- XRP is holding key support near $2.00 after a failed push toward $2.20
- ETF inflows are absorbing supply, but Ripple’s monthly sales remain a headwind
- A break above $2.20 or below $2.00 will likely decide the next short-term move
Ripple’s XRP is sitting near $2.05 at the moment, holding just above a level that’s quietly done a lot of work this week. In the last update, the focus was on $2.00 as the line that keeps the short-term structure from slipping. That level held, and price respected it almost perfectly.
XRP stayed above $2.00, pushed higher mid-week, and briefly tagged the $2.20 area before rolling back again. The breakout didn’t stick, but the reaction mattered. Buyers showed up below $2.00, confirming demand even as upside momentum faded.
So now the obvious question hangs in the air, where does XRP go from here?
What’s Actually Moving the XRP Price
Flows continue to do most of the heavy lifting. U.S. spot XRP ETFs now hold roughly $1.56 billion in assets, with average daily inflows around $10.6 million. Franklin Templeton’s XRPZ ETF alone pulled in close to $28.6 million in a single January week. Those numbers matter because they actively absorb supply rather than just reshuffle it.
On the other side of the ledger, Ripple is still selling about $200 million worth of XRP each month to fund operations. That steady issuance creates a constant supply overhang. For XRP to trend higher in a sustained way, ETF inflows need to keep outrunning those sales. If inflows slow or pause, downside tests become much more likely.
On-chain data adds a bit more color. Large holders accumulated more than 50 million XRP last week while price chopped sideways near $2.00. Exchange data showed daily net outflows of roughly $13.1 million, which helps ease immediate sell pressure. Derivatives positioning, however, is crowded. On Binance, the long-to-short ratio is hovering near 3.0. That kind of imbalance can support upside, but it also leaves the market vulnerable to sharp pullbacks if price slips.

XRP Chart Shows a Tight Range, Not a Trend
The chart itself tells a fairly balanced story. XRP remains range-bound, with $2.00 acting as firm support. Buyers have stepped in repeatedly around that level, keeping price from breaking lower despite several tests.
Overhead, $2.20 is the first real resistance to watch. That zone rejected price earlier in the week and hasn’t been reclaimed since. Above it, the $2.30 area lines up with prior supply and would likely require a strong momentum push to clear.

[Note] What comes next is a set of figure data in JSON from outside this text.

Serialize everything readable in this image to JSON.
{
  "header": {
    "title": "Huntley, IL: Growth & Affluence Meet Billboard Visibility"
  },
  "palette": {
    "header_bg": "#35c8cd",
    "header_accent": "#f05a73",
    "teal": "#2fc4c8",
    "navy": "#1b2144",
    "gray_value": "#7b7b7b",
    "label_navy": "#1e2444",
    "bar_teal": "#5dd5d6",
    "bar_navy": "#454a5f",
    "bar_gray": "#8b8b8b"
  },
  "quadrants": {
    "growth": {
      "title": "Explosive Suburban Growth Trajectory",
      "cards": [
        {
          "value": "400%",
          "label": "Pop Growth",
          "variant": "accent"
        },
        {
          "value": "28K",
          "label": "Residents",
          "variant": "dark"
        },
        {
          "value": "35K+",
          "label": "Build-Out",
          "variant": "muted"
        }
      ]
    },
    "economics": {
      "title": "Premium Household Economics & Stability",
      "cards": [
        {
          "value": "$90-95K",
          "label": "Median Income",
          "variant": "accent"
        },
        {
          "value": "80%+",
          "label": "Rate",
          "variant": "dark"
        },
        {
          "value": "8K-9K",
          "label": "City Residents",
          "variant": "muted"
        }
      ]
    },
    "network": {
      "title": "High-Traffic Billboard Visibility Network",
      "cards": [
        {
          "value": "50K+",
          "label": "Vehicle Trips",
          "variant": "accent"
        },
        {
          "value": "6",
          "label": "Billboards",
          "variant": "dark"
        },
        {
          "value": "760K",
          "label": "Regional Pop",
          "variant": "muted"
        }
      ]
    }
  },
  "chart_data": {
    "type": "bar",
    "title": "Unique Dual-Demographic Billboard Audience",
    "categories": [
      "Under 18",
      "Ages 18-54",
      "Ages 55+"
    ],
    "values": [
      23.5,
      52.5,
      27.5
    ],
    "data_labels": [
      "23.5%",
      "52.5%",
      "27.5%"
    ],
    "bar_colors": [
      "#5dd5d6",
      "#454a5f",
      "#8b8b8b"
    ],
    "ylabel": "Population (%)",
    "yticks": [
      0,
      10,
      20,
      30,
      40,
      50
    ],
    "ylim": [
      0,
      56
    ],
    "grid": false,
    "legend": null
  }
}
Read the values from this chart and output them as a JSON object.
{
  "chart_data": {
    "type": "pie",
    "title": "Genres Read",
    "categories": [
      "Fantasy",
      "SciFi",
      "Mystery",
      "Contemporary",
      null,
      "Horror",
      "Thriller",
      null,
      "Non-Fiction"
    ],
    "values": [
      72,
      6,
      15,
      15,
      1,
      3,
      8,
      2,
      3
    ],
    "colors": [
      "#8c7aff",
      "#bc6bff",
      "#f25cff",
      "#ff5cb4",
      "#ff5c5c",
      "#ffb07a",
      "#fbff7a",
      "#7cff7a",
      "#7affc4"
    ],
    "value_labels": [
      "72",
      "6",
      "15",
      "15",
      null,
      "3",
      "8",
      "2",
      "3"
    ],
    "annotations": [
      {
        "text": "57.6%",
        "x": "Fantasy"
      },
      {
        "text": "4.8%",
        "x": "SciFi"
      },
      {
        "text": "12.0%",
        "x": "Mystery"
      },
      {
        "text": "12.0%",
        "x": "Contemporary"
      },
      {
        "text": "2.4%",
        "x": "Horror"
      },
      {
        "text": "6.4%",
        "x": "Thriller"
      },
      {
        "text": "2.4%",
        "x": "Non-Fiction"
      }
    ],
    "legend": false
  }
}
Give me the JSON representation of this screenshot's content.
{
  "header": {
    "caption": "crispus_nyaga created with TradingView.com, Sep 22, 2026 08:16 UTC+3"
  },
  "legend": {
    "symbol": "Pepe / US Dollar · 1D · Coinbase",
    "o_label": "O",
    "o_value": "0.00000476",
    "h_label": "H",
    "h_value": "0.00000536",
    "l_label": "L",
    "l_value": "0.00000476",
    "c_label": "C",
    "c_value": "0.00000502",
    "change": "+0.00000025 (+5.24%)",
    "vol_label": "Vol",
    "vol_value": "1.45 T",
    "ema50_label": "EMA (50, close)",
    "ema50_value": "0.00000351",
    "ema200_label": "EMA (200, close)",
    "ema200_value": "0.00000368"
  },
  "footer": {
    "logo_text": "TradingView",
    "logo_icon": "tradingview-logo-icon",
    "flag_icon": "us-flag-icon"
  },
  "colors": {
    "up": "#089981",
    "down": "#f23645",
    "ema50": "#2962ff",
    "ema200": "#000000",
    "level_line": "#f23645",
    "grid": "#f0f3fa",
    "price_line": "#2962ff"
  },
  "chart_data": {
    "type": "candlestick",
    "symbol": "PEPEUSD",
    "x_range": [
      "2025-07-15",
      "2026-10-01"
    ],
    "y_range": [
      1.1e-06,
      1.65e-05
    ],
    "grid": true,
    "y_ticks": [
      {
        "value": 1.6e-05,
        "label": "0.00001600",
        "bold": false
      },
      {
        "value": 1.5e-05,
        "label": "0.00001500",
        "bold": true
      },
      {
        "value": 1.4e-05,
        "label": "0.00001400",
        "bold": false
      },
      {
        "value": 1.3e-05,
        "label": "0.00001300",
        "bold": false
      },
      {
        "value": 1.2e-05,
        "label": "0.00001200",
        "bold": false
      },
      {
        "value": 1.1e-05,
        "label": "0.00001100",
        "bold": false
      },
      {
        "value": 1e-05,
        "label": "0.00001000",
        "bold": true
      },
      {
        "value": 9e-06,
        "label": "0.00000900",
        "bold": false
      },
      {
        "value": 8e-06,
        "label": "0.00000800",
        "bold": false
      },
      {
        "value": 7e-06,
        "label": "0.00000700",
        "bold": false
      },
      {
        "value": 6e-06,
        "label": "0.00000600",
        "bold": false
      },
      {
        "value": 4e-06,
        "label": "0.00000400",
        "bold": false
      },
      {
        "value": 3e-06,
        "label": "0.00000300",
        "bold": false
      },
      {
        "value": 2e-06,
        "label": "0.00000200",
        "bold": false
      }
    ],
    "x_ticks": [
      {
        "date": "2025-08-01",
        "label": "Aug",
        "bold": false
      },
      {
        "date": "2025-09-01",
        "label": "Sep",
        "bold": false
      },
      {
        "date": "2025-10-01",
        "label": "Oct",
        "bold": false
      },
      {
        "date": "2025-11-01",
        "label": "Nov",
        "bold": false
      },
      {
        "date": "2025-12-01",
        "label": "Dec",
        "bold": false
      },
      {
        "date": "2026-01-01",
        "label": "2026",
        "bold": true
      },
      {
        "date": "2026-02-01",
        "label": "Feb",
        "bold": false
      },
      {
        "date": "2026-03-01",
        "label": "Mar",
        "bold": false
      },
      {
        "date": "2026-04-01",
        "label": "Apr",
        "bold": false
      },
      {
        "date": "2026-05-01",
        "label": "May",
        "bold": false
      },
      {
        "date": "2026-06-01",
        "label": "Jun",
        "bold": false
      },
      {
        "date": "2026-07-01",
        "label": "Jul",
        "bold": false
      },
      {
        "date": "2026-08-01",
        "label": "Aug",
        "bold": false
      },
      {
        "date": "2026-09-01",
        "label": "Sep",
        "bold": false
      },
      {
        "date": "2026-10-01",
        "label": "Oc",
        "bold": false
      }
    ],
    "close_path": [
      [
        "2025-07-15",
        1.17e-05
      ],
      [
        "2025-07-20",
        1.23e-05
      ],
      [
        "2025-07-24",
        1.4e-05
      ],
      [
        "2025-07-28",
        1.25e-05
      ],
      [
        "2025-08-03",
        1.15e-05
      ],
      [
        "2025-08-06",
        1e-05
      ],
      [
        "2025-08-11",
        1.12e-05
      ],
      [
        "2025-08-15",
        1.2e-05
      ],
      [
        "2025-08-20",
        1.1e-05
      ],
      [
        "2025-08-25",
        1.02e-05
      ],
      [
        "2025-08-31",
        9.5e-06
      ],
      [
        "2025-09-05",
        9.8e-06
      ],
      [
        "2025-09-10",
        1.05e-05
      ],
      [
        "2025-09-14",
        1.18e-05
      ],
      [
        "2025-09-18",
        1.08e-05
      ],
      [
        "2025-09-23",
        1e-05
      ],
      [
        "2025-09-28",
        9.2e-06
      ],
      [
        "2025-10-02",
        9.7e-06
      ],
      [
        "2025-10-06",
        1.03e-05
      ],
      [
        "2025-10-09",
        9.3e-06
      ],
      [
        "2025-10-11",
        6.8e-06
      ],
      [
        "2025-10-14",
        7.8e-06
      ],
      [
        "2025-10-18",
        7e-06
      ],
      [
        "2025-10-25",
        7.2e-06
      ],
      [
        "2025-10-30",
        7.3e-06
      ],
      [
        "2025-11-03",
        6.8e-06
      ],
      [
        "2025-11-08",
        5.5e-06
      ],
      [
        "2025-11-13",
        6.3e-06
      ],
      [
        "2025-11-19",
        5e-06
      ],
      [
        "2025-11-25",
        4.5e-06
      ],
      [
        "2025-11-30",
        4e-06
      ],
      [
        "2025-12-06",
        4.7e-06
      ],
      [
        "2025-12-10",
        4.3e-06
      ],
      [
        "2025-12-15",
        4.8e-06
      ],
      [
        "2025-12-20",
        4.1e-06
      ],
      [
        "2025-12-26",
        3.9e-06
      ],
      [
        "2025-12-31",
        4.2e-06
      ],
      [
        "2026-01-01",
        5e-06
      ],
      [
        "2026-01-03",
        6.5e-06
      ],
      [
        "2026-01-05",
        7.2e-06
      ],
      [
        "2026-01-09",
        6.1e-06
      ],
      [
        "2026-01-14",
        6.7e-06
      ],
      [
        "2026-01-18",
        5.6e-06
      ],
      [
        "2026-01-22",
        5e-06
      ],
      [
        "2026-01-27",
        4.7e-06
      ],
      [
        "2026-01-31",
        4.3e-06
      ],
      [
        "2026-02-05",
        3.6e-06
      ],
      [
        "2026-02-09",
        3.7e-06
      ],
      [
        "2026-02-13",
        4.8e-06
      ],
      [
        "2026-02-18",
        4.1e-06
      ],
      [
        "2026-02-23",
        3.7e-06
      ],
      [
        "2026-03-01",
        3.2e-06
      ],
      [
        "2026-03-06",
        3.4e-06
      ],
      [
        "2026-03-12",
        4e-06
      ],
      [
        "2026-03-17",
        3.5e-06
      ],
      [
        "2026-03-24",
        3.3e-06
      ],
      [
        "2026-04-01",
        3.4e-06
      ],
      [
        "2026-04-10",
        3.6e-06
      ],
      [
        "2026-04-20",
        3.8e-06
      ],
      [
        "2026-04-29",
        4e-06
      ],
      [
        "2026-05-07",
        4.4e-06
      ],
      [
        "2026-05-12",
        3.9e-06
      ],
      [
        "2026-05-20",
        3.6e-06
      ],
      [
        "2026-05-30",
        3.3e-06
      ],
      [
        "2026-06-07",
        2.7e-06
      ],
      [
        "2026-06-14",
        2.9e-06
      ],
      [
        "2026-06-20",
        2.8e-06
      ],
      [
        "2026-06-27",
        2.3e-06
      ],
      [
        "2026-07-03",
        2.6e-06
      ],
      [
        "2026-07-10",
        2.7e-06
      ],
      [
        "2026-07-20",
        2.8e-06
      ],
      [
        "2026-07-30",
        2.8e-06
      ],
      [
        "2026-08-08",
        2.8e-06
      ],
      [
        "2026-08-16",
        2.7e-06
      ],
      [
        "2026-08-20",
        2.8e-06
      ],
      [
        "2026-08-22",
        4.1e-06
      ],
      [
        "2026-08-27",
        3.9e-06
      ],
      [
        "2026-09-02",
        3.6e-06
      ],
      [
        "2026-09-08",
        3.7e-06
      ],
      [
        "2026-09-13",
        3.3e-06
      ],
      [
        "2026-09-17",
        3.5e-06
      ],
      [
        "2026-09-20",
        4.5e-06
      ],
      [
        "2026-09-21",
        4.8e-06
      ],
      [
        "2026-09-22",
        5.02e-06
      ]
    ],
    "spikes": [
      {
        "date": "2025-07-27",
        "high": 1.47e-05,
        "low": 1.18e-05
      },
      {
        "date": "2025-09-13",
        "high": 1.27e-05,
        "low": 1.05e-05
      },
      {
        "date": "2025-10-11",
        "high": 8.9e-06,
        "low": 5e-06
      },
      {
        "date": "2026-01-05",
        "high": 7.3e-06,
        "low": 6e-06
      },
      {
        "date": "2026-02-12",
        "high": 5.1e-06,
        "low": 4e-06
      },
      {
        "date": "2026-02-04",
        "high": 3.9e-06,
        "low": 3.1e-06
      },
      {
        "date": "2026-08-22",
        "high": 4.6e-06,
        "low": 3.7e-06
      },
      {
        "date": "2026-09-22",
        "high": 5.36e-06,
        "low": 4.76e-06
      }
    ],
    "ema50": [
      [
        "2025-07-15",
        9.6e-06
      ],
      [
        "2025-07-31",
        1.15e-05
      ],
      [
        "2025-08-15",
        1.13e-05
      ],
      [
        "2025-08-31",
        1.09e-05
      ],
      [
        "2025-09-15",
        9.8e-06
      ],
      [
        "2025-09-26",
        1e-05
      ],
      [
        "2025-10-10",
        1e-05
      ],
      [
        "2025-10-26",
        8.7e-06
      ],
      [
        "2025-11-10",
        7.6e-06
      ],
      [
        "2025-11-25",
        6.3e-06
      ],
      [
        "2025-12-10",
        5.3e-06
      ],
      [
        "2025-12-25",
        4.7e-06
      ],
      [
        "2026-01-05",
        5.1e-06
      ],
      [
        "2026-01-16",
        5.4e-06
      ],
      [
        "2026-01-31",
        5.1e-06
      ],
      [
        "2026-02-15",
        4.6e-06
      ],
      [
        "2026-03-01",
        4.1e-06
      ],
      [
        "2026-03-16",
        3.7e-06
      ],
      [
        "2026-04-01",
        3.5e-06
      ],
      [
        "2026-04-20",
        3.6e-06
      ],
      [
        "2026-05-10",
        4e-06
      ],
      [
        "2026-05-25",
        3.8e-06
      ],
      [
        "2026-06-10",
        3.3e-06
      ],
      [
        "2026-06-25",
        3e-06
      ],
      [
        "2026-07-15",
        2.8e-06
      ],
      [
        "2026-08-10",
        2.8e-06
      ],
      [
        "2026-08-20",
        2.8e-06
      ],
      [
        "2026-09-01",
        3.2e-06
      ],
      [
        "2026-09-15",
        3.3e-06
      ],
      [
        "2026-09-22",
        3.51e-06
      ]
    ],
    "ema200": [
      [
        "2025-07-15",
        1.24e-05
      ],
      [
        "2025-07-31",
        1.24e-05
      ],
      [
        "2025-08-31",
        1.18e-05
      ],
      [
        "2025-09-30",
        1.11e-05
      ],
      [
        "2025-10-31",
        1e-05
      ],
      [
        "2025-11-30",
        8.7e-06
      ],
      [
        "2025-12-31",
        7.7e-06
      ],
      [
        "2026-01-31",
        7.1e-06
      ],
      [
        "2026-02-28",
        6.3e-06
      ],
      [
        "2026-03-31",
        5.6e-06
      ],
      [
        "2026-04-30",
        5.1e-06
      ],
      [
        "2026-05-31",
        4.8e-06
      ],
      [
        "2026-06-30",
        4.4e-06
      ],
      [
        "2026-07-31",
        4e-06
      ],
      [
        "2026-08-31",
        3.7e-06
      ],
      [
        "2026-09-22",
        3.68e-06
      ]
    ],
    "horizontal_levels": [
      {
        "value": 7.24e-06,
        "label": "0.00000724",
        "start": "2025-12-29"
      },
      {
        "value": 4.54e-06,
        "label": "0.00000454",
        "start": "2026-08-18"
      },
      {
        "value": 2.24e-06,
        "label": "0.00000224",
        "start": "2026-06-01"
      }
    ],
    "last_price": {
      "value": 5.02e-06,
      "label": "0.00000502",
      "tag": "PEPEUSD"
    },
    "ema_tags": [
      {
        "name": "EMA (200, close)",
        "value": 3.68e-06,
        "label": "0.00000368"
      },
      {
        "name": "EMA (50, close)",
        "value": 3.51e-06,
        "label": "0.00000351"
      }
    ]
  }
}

Momentum indicators reflect this indecision. RSI is sitting in the mid-30s to low-40s, not oversold, but far from strong. MACD is flat and hugging the zero line, a classic sign of consolidation. Net longs still outweigh shorts, which helps keep the range intact, but it also raises volatility risk if support finally gives way.
Right now, sellers are active above $2.20. Buyers are active near $2.00. Neither side has control yet.
Short-Term Outlook for XRP
As long as $2.00 holds on a closing basis, the near-term bias stays neutral to slightly bullish. In that case, XRP could make another run toward the $2.15 to $2.25 zone. A clean break and hold above $2.20 would open the path toward $2.30, but only if ETF inflows remain steady and broader market conditions don’t sour.
If $2.00 breaks, the tone changes quickly. The next meaningful support sits near $1.80, a level that could attract buyers again, but it would reset short-term sentiment in the process.
For now, the most likely outcome is more range trading between $2.00 and $2.20. Where XRP heads next depends on which side blinks first, and whether demand can continue to keep pace with supply.